The peaceful tax protesters who we refer to as such today, such as the individuals that are prosecuted by the Department of Justice Civil and Criminal Tax Divisions, are, well, bland when compared with the tax protester of yesteryear. Modern-day peaceful tax protest leaders are also not celebrated as national heroes by the mainstream media as many historic tax protesters are (otherwise, the images of folks like Irwin Schiff would be found on US currency).
Just for fun, I often try to discuss these concepts to IRS auditors and tax collectors as they fuss over accounting for and collecting every penny from taxpayers. I can tell you that this is probably the best way to generate a blank stare from IRS employees (I am not referring to an evil blank stare, but rather a “the internal computer can’t compute” blank stare).

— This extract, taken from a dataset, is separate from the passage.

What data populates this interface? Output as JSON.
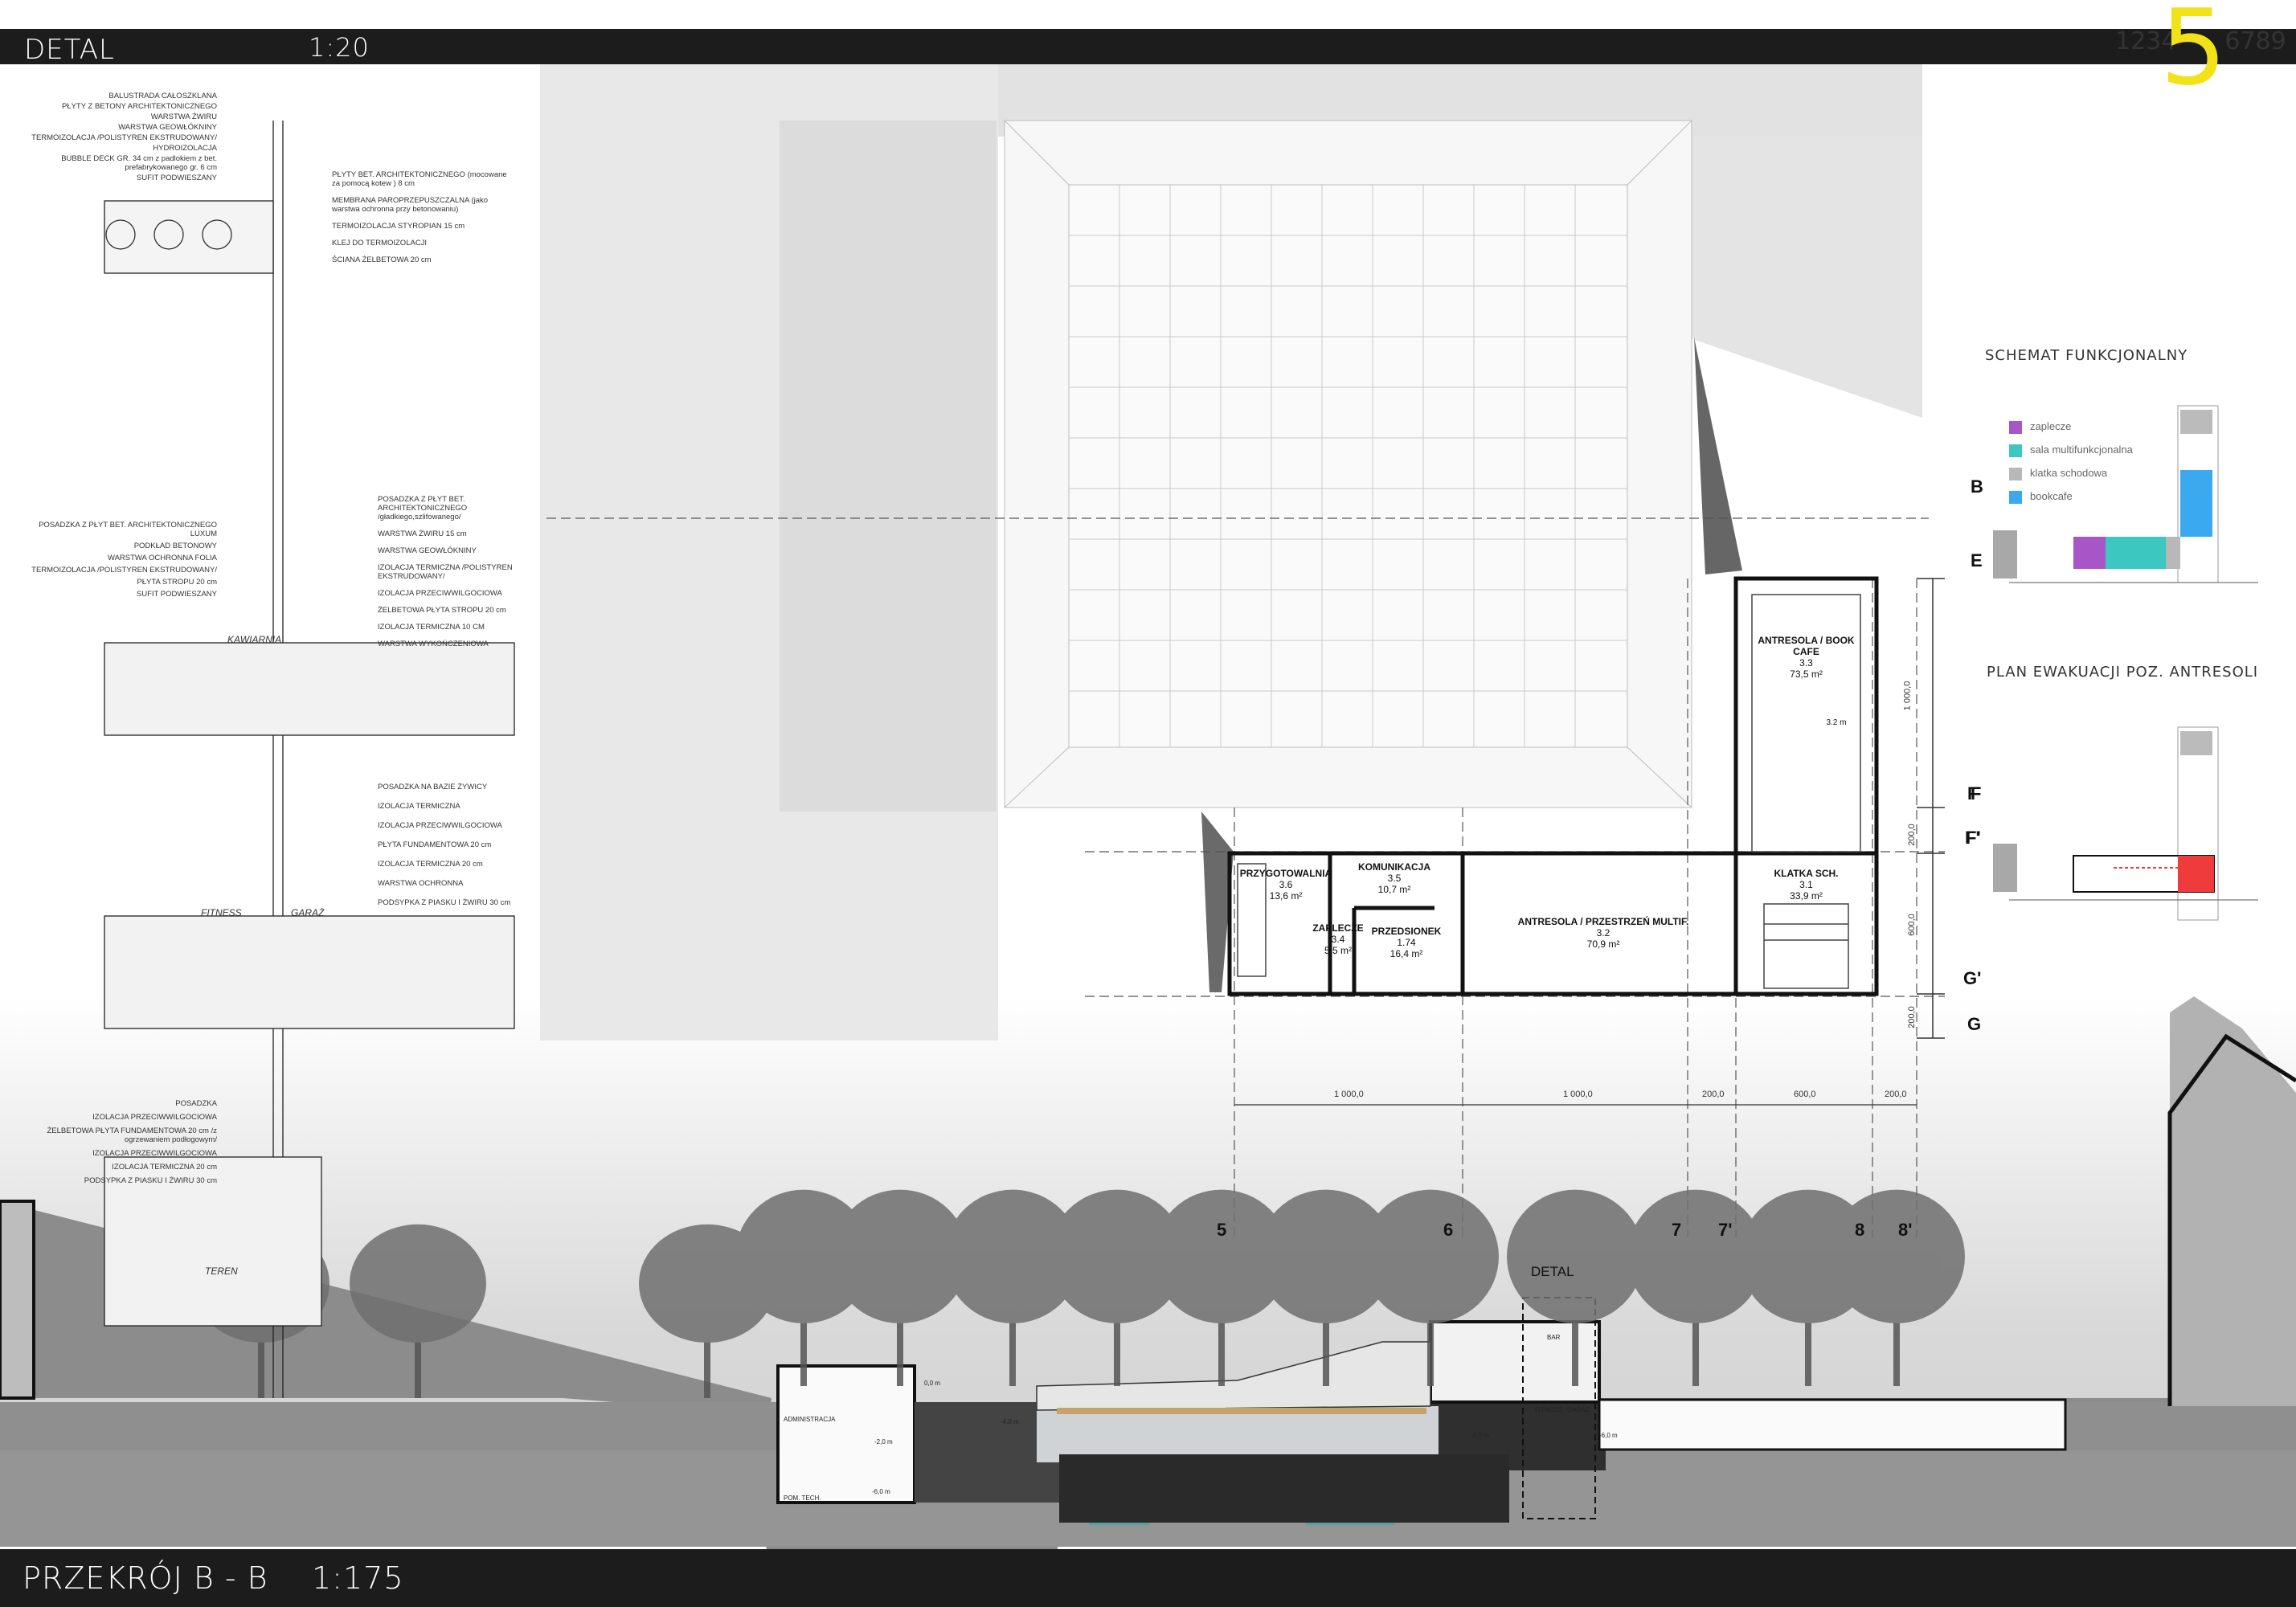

A second tax trend that is apparent is that we Americans fight quite a few wars, most often without the money to pay for our wars out of our current savings and earnings. This seems to often result in higher tax rates and/or taxes being imposed after the war to pay for the war.
Maybe Congress is changing this trend, as it is not talking about raising taxes but rather it is talking about collecting more of the taxes that are already levied (i.e., about closing the so-called “tax gap”).

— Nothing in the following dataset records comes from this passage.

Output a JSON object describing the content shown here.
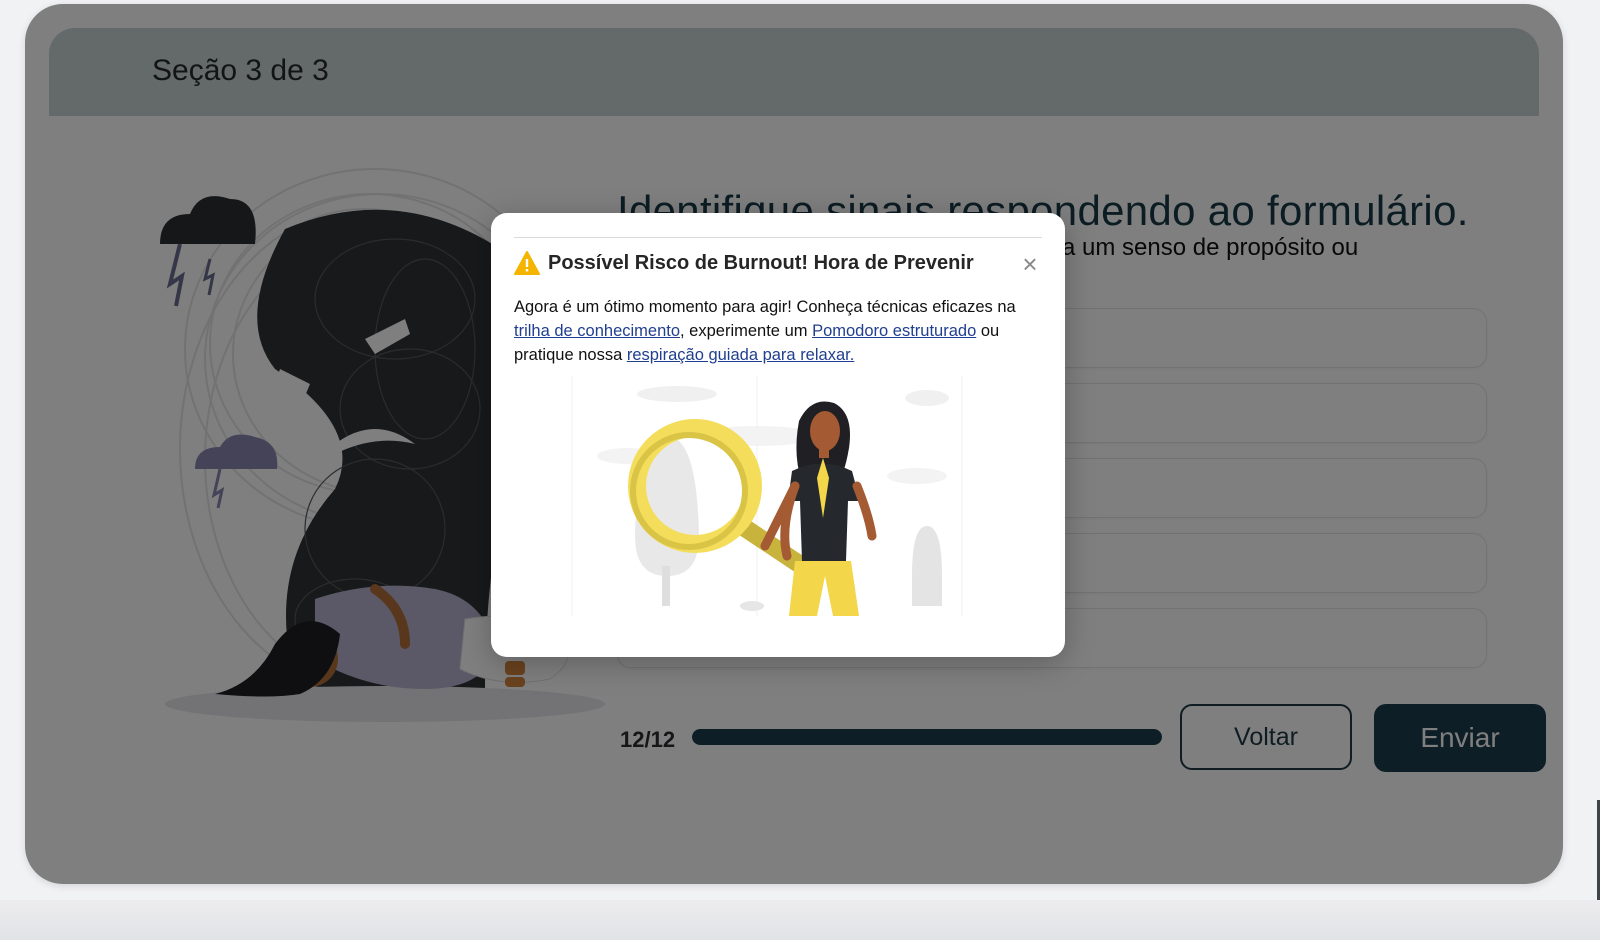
{
  "header": {
    "section": "Seção 3 de 3"
  },
  "form": {
    "title": "Identifique sinais respondendo ao formulário.",
    "question_visible": "a um senso de propósito ou",
    "options_count": 5
  },
  "progress": {
    "counter": "12/12",
    "fraction": 1.0
  },
  "buttons": {
    "back": "Voltar",
    "send": "Enviar"
  },
  "modal": {
    "title": "Possível Risco de Burnout! Hora de Prevenir",
    "close": "×",
    "body": {
      "text1": "Agora é um ótimo momento para agir! Conheça técnicas eficazes na ",
      "link1": "trilha de conhecimento",
      "text2": ", experimente um ",
      "link2": "Pomodoro estruturado",
      "text3": " ou pratique nossa ",
      "link3": "respiração guiada para relaxar."
    }
  },
  "icons": {
    "warning": "warning-icon",
    "close": "close-icon"
  },
  "colors": {
    "primary": "#1b3d4c",
    "header_bg": "#c8d3d4",
    "link": "#203f8f",
    "warning": "#f4b400"
  }
}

For the non-tax professional, closing the “tax gap” really refers to allowing the IRS to more aggressively collect unpaid taxes. In other words, if you do not want a more aggressive IRS then you should pay attention to what political candidates support closing the “tax gap” – given the name, which is probably right about when you decide to change the TV channel – and if the candidate does support closing the “tax gap,” does he or she propose some alternative means to close the gap.
I would guess that, if given a choice, more Americans would prefer higher tax rates than a more aggressive IRS. What do you think?